African textiles are a sector that creates jobs, incomes and opportunities for artisans, entrepreneurs and local communities.
African textiles are therefore a phenomenon that reflects both an aesthetic trend, an ethical approach and a political vision. It represents a way of promoting African creativity, diversity and solidarity in a globalized world.
KTJ: As you are a cultural activist in the MEA Region how do you evaluate the relation of clothing and apparel with old and rich culture in this region?
SJ: As a cultural activist in the MEA (Middle East and Africa) region and founder of the SAJA BY SAMIR JAMAI brand, I am passionate about preserving and promoting the cultural diversity of this region, it is a source of inspiration and creation.
One of the ways we express and celebrate this diversity is through the clothing and accessories we create.
As creative recognition and national and international awards, you will find several articles, interviews and publications on major fashion magazines and television such as MODA24, RT, FASHIONTIME, WITHOUTSUGARCOAT, IMCREATOR, FASON-CLUB, FASHION JOUDIES, MM-G , INTERMODA, etc.
My take on how clothing and accessories related to the ancient and rich culture of the MEA region.
Clothing and accessories are essential elements of the cultural identity of a country or a nation. They reflect not only the climate, natural resources, history and geography of a region but also its values. , its beliefs, traditions and aesthetics.
Clothing and accessories are means of communication, distinction and resistance. They can convey messages about a person’s social status, religious affiliation, ethnicity, or gender.

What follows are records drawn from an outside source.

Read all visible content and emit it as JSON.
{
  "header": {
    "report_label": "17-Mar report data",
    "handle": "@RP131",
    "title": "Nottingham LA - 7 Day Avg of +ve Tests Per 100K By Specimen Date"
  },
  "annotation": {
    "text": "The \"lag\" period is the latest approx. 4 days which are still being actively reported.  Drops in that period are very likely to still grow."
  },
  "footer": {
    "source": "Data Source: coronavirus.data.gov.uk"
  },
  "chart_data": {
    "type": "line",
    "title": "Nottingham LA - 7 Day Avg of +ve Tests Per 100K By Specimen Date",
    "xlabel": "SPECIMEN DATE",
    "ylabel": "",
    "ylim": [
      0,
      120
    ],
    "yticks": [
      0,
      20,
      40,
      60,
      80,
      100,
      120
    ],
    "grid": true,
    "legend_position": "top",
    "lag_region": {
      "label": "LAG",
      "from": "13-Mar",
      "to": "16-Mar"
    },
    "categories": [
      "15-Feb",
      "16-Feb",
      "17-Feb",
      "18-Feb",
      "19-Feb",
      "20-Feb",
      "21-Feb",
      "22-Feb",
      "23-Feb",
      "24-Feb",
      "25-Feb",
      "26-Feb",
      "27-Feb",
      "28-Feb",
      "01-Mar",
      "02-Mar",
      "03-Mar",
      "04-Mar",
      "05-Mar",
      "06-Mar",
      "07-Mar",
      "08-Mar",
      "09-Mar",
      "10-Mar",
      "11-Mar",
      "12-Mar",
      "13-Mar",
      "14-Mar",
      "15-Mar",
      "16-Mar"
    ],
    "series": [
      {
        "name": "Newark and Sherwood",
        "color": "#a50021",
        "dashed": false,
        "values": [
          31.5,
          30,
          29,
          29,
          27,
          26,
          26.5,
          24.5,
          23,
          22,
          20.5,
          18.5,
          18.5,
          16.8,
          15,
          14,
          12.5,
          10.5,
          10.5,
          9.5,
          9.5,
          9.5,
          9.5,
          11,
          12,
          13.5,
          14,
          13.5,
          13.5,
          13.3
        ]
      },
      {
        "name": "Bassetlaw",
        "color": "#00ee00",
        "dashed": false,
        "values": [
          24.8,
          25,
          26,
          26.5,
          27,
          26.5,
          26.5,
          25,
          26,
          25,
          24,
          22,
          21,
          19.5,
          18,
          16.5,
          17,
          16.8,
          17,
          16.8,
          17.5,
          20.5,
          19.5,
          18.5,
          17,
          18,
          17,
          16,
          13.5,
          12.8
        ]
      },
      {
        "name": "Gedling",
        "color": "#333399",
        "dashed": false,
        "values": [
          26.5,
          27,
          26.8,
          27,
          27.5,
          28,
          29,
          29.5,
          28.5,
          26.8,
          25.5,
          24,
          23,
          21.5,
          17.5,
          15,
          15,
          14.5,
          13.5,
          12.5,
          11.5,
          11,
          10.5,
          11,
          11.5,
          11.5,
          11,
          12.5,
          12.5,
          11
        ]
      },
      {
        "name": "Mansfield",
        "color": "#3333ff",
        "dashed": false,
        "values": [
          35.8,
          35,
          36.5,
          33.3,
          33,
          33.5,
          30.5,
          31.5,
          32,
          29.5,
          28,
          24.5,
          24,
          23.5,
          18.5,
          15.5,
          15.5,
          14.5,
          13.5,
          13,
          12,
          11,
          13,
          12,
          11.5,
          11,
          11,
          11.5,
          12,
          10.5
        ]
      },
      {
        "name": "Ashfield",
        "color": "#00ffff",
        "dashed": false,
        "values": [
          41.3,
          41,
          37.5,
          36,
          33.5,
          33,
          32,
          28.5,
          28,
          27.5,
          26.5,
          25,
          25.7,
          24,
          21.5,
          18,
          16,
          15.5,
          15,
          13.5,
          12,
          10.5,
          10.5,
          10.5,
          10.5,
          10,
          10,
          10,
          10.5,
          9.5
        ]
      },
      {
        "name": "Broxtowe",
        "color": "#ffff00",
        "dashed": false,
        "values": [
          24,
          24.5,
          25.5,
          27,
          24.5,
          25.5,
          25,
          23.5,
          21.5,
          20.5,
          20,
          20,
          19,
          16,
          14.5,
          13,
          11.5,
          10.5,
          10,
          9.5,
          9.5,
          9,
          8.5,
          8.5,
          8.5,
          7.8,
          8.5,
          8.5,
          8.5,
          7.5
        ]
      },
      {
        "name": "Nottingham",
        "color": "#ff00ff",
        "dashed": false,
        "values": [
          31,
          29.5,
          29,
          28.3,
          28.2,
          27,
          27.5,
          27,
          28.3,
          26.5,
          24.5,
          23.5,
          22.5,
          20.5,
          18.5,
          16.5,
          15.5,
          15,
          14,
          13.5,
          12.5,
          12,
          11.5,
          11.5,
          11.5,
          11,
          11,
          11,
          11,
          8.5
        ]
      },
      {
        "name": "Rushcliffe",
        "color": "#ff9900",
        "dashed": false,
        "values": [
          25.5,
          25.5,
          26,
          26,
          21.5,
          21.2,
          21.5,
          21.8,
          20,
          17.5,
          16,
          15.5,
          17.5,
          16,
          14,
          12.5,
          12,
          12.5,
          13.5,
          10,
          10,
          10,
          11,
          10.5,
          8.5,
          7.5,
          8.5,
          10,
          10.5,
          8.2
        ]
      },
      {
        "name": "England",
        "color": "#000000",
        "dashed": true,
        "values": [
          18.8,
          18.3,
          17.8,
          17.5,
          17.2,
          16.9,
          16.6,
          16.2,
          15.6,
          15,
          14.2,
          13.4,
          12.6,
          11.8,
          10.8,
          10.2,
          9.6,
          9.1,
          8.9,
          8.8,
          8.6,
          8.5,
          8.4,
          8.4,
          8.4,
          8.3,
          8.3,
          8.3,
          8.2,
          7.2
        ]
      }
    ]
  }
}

They can also express political demands, personal aspirations or artistic tastes.
The MEA region is known for its cultural richness and ethnic diversity.
It is home to ancient civilizations that have marked the history of humanity through their contributions in the fields of science, art, literature, philosophy or religion.

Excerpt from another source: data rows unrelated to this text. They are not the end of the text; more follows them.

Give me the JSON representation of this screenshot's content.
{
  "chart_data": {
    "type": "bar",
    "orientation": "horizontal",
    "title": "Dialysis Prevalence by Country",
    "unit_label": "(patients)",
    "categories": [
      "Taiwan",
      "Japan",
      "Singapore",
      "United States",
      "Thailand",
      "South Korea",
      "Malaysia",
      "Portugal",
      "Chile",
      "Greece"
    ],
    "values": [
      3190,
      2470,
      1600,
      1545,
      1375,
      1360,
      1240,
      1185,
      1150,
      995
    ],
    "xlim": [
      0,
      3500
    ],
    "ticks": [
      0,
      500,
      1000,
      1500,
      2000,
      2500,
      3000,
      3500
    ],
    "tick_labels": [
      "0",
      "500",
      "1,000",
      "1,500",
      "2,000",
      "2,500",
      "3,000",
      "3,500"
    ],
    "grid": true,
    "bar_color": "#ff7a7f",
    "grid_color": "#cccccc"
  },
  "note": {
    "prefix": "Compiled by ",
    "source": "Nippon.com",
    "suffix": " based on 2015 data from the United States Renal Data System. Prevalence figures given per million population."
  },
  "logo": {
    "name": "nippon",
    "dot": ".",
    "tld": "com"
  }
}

It has also experienced multiple influences over the centuries, due to migrations, invasions, trade or colonization. These influences have resulted in a variety of clothing styles and accessories that testify to the creativity and adaptability of the people of the MEA region.

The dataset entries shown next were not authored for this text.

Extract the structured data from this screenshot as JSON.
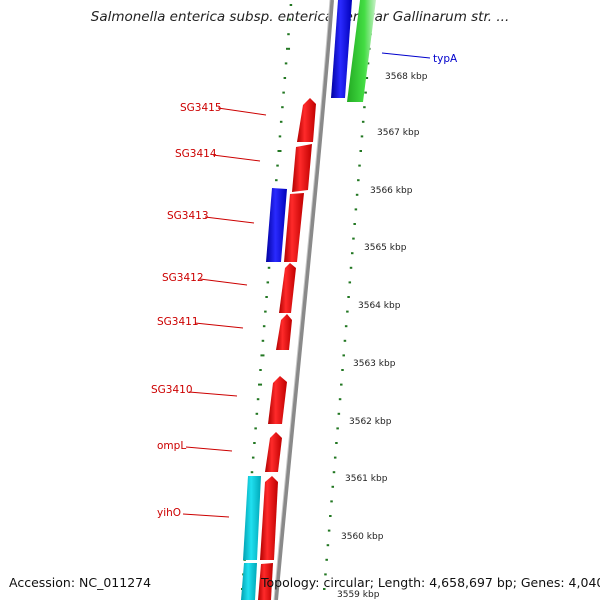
{
  "title": "Salmonella enterica subsp. enterica serovar Gallinarum str. ...",
  "accession": "Accession: NC_011274",
  "topology": "Topology: circular; Length: 4,658,697 bp; Genes: 4,040",
  "colors": {
    "forward_gene": "#e60000",
    "reverse_gene": "#0000e6",
    "rrna": "#22cc22",
    "other": "#00bcc8",
    "backbone": "#8a8a8a",
    "tick": "#227722",
    "label_red": "#cc0000",
    "label_blue": "#0000cc"
  },
  "gene_labels": [
    {
      "name": "SG3415",
      "color": "red"
    },
    {
      "name": "SG3414",
      "color": "red"
    },
    {
      "name": "SG3413",
      "color": "red"
    },
    {
      "name": "SG3412",
      "color": "red"
    },
    {
      "name": "SG3411",
      "color": "red"
    },
    {
      "name": "SG3410",
      "color": "red"
    },
    {
      "name": "ompL",
      "color": "red"
    },
    {
      "name": "yihO",
      "color": "red"
    },
    {
      "name": "typA",
      "color": "blue"
    }
  ],
  "kbp_labels": [
    "3568 kbp",
    "3567 kbp",
    "3566 kbp",
    "3565 kbp",
    "3564 kbp",
    "3563 kbp",
    "3562 kbp",
    "3561 kbp",
    "3560 kbp",
    "3559 kbp"
  ]
}
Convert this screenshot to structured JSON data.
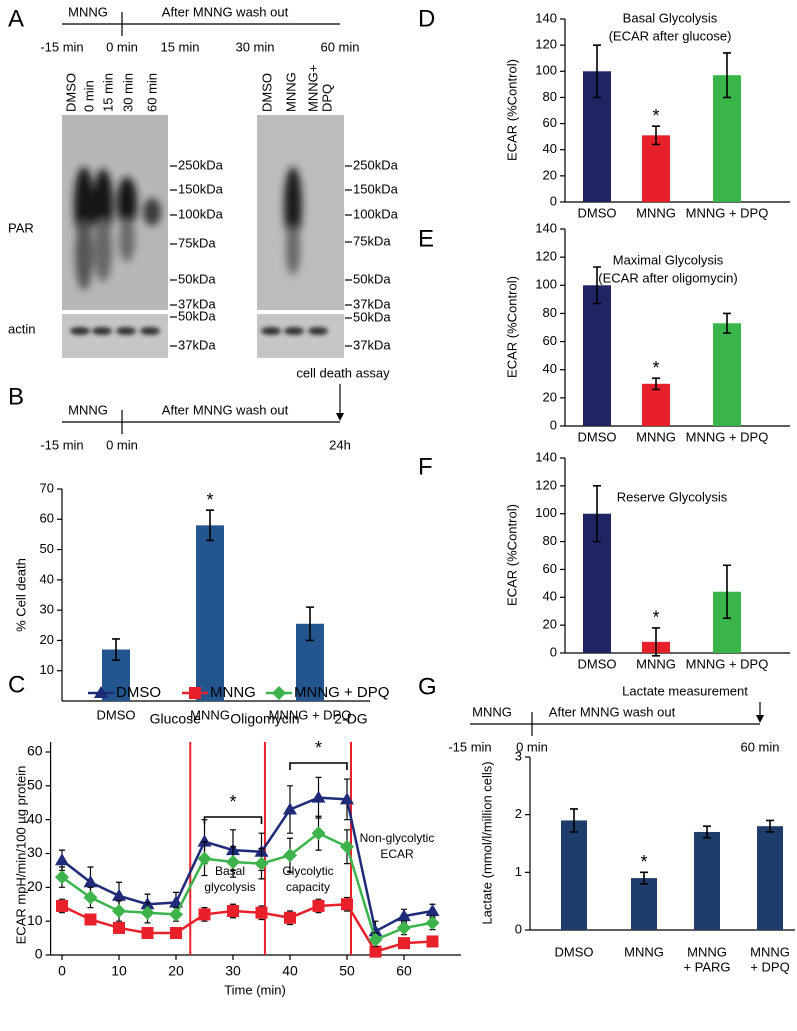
{
  "panel_labels": [
    "A",
    "B",
    "C",
    "D",
    "E",
    "F",
    "G"
  ],
  "panel_a": {
    "timeline": {
      "phases": [
        "MNNG",
        "After MNNG wash out"
      ],
      "times": [
        "-15 min",
        "0 min",
        "15 min",
        "30 min",
        "60 min"
      ]
    },
    "blot_left_lanes": [
      [
        "DMSO"
      ],
      [
        "0 min"
      ],
      [
        "15 min"
      ],
      [
        "30 min"
      ],
      [
        "60 min"
      ]
    ],
    "blot_right_lanes": [
      [
        "DMSO"
      ],
      [
        "MNNG"
      ],
      [
        "MNNG+",
        "DPQ"
      ]
    ],
    "rows": [
      "PAR",
      "actin"
    ],
    "markers_par": [
      "250kDa",
      "150kDa",
      "100kDa",
      "75kDa",
      "50kDa",
      "37kDa"
    ],
    "markers_actin": [
      "50kDa",
      "37kDa"
    ]
  },
  "panel_b_timeline": {
    "phases": [
      "MNNG",
      "After MNNG wash out"
    ],
    "times": [
      "-15 min",
      "0 min",
      "24h"
    ],
    "endpoint": "cell death assay"
  },
  "panel_g_timeline": {
    "phases": [
      "MNNG",
      "After MNNG wash out"
    ],
    "times": [
      "-15 min",
      "0 min",
      "60 min"
    ],
    "endpoint": "Lactate measurement"
  },
  "chart_data": [
    {
      "type": "bar",
      "ylabel": "% Cell death",
      "categories": [
        [
          "DMSO"
        ],
        [
          "MNNG"
        ],
        [
          "MNNG + DPQ"
        ]
      ],
      "values": [
        17,
        58,
        25.5
      ],
      "errors": [
        3.5,
        5,
        5.5
      ],
      "color": "#23568e",
      "ylim": [
        0,
        70
      ],
      "yticks": [
        10,
        20,
        30,
        40,
        50,
        60,
        70
      ],
      "significance": [
        {
          "category": "MNNG",
          "label": "*"
        }
      ]
    },
    {
      "type": "line",
      "xlabel": "Time (min)",
      "ylabel": "ECAR mpH/min/100 µg protein",
      "x": [
        0,
        5,
        10,
        15,
        20,
        25,
        30,
        35,
        40,
        45,
        50,
        55,
        60,
        65
      ],
      "series": [
        {
          "name": "DMSO",
          "color": "#1f2a78",
          "marker": "triangle",
          "values": [
            28,
            21.5,
            17.5,
            15,
            15.5,
            33.5,
            31,
            30.5,
            43,
            46.5,
            46,
            7,
            11.5,
            13
          ],
          "errors": [
            3,
            4.5,
            4,
            3,
            3,
            6.5,
            6,
            5.5,
            7,
            6,
            6,
            3,
            2,
            2
          ]
        },
        {
          "name": "MNNG",
          "color": "#e8202a",
          "marker": "square",
          "values": [
            14.5,
            10.5,
            8,
            6.5,
            6.5,
            12,
            13,
            12.5,
            11,
            14.5,
            15,
            1,
            3.5,
            4
          ],
          "errors": [
            2,
            1.5,
            1.5,
            1.5,
            1.5,
            2,
            2,
            2,
            2,
            2,
            2,
            1,
            1.5,
            1.5
          ]
        },
        {
          "name": "MNNG + DPQ",
          "color": "#3cb44b",
          "marker": "diamond",
          "values": [
            23,
            17,
            13,
            12.5,
            12,
            28.5,
            27.5,
            27,
            29.5,
            36,
            32,
            4.5,
            8,
            9.5
          ],
          "errors": [
            3,
            3,
            3,
            3,
            2,
            5,
            4.5,
            4.5,
            5,
            5,
            5,
            2,
            2,
            2
          ]
        }
      ],
      "xlim": [
        -2,
        70
      ],
      "ylim": [
        0,
        60
      ],
      "xticks": [
        0,
        10,
        20,
        30,
        40,
        50,
        60
      ],
      "yticks": [
        0,
        10,
        20,
        30,
        40,
        50,
        60
      ],
      "events": [
        {
          "x": 22.5,
          "label": "Glucose"
        },
        {
          "x": 35.6,
          "label": "Oligomycin"
        },
        {
          "x": 50.7,
          "label": "2-DG"
        }
      ],
      "significance": [
        {
          "x": [
            25,
            35
          ],
          "label": "*"
        },
        {
          "x": [
            40,
            50
          ],
          "label": "*"
        }
      ],
      "annotations": [
        [
          "Basal",
          "glycolysis"
        ],
        [
          "Glycolytic",
          "capacity"
        ],
        [
          "Non-glycolytic",
          "ECAR"
        ]
      ]
    },
    {
      "type": "bar",
      "ylabel": "ECAR (%Control)",
      "title_lines": [
        "Basal Glycolysis",
        "(ECAR after glucose)"
      ],
      "categories": [
        [
          "DMSO"
        ],
        [
          "MNNG"
        ],
        [
          "MNNG + DPQ"
        ]
      ],
      "values": [
        100,
        51,
        97
      ],
      "errors": [
        20,
        7,
        17
      ],
      "colors": [
        "#1f2563",
        "#e8202a",
        "#39b54a"
      ],
      "ylim": [
        0,
        140
      ],
      "yticks": [
        0,
        20,
        40,
        60,
        80,
        100,
        120,
        140
      ],
      "significance": [
        {
          "category": "MNNG",
          "label": "*"
        }
      ]
    },
    {
      "type": "bar",
      "ylabel": "ECAR (%Control)",
      "title_lines": [
        "Maximal Glycolysis",
        "(ECAR after oligomycin)"
      ],
      "categories": [
        [
          "DMSO"
        ],
        [
          "MNNG"
        ],
        [
          "MNNG + DPQ"
        ]
      ],
      "values": [
        100,
        30,
        73
      ],
      "errors": [
        13,
        4,
        7
      ],
      "colors": [
        "#1f2563",
        "#e8202a",
        "#39b54a"
      ],
      "ylim": [
        0,
        140
      ],
      "yticks": [
        0,
        20,
        40,
        60,
        80,
        100,
        120,
        140
      ],
      "significance": [
        {
          "category": "MNNG",
          "label": "*"
        }
      ]
    },
    {
      "type": "bar",
      "ylabel": "ECAR (%Control)",
      "title_lines": [
        "Reserve Glycolysis"
      ],
      "categories": [
        [
          "DMSO"
        ],
        [
          "MNNG"
        ],
        [
          "MNNG + DPQ"
        ]
      ],
      "values": [
        100,
        8,
        44
      ],
      "errors": [
        20,
        10,
        19
      ],
      "colors": [
        "#1f2563",
        "#e8202a",
        "#39b54a"
      ],
      "ylim": [
        0,
        140
      ],
      "yticks": [
        0,
        20,
        40,
        60,
        80,
        100,
        120,
        140
      ],
      "significance": [
        {
          "category": "MNNG",
          "label": "*"
        }
      ]
    },
    {
      "type": "bar",
      "ylabel": "Lactate (mmol/l/million cells)",
      "categories": [
        [
          "DMSO"
        ],
        [
          "MNNG"
        ],
        [
          "MNNG",
          "+ PARG"
        ],
        [
          "MNNG",
          "+ DPQ"
        ]
      ],
      "values": [
        1.9,
        0.9,
        1.7,
        1.8
      ],
      "errors": [
        0.2,
        0.1,
        0.1,
        0.1
      ],
      "color": "#1f3d6a",
      "ylim": [
        0,
        3
      ],
      "yticks": [
        0,
        1,
        2,
        3
      ],
      "significance": [
        {
          "category": "MNNG",
          "label": "*"
        }
      ]
    }
  ]
}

For example, we can cite the caftan, a loose and long garment that covers the entire body.
It is worn by women in several countries of the Maghreb, the Middle East and sub-Saharan Africa. It has Persian origins and was introduced to the MEA region by Arab conquerors in the 7th century.
It then evolved according to local specificities, in terms of colours, patterns, embroidery or fabrics. The caftan is a symbol of elegance, refinement and nobility. It is worn during religious ceremonies or family celebrations.
Another example is the turban, an accessory that involves wrapping a long cloth around the head. It is worn by men in several countries in the Middle East and North Africa.
It has Indian origins and was adopted by Muslims in the 8th century. It then took on different shapes and colors depending on the region, sect or tribe. The turban is a sign of respectability, piety and authority. It can also be used to protect against the sun, wind or sand.
These examples show that clothing and accessories are more than just utilitarian objects. They carry meaning and emotions. They are the reflection of an ancient and rich culture that deserves to be preserved and valued.
As a cultural activist in the MEA region, I am committed to making this culture known and respected through my actions and my clothing choices as well as through SAJA’s collections, whether for clothing or decorative products.